Katholische Bistümer und Orden in Deutschland haben in den vergangenen zwei Jahren rund 32,9 Millionen Euro an Betroffene sexuellen Missbrauchs ausgezahlt. Das geht aus dem am Freitag in Bonn vorgestellten Jahresbericht der Unabhängigen Kommission für Anerkennungsleistungen (UKA) hervor.

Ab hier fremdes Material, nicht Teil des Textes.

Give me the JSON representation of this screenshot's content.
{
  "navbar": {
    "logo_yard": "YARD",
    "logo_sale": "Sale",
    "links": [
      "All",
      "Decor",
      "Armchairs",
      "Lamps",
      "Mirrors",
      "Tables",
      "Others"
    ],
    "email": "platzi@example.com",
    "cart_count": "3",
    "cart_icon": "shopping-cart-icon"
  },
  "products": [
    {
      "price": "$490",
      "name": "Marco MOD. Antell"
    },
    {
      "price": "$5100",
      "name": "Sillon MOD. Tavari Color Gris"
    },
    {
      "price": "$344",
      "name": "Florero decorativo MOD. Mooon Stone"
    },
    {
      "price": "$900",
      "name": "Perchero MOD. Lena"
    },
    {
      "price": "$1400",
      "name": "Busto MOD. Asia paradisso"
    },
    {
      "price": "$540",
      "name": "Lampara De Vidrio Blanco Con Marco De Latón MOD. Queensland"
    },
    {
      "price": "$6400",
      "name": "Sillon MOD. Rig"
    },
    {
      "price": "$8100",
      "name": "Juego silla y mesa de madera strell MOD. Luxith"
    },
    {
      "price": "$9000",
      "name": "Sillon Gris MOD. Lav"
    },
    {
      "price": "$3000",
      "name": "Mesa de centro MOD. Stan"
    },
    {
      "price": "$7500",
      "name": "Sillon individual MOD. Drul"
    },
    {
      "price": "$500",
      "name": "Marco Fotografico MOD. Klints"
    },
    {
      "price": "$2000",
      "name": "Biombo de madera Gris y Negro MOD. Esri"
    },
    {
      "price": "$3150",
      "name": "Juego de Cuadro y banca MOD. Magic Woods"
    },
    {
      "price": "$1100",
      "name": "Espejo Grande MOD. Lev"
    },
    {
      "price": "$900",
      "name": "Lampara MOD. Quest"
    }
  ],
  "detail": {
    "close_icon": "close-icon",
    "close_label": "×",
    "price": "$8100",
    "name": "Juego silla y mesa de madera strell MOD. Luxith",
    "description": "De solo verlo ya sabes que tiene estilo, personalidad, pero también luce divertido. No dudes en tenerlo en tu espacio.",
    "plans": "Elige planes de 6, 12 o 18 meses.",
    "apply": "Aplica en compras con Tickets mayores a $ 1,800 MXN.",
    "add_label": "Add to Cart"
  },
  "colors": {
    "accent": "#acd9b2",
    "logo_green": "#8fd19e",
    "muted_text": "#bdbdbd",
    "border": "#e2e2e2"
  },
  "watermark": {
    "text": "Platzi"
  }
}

Diese Kommission war im Herbst 2020 von den deutschen Bischöfen beschlossen worden und ist seit dem 1. Januar 2021 tätig. Besetzt ist sie mit elf externen Fachleuten unter dem Vorsitz der ehemaligen Richterin am Oberlandesgericht Köln, Margarete Reske. Die UKA sichtet und entscheidet über Anträge von Betroffenen und bewilligt diese. Ausgezahlt werden die Beträge dann von den jeweiligen Diözesen oder Orden. Es sind freiwillige Zahlungen ohne Anerkennung einer Rechtspflicht.

Ab 1. März soll Widerspruch möglich sein

Laut UKA wurden im Jahr 2021 9,4 Millionen Euro ausgezahlt und im zweiten Jahr rund 23,5 Millionen Euro. Hinzu kamen etwa 800 000 Euro für bereits geprüfte Fälle, in denen Betroffene weitere Informationen zu den Taten mitgeteilt hatten. Vor dem Start des UKA-Verfahrens hatte die Kirche zudem insgesamt 7,2 Millionen Euro ausgezahlt, diese Summe wurde angerechnet.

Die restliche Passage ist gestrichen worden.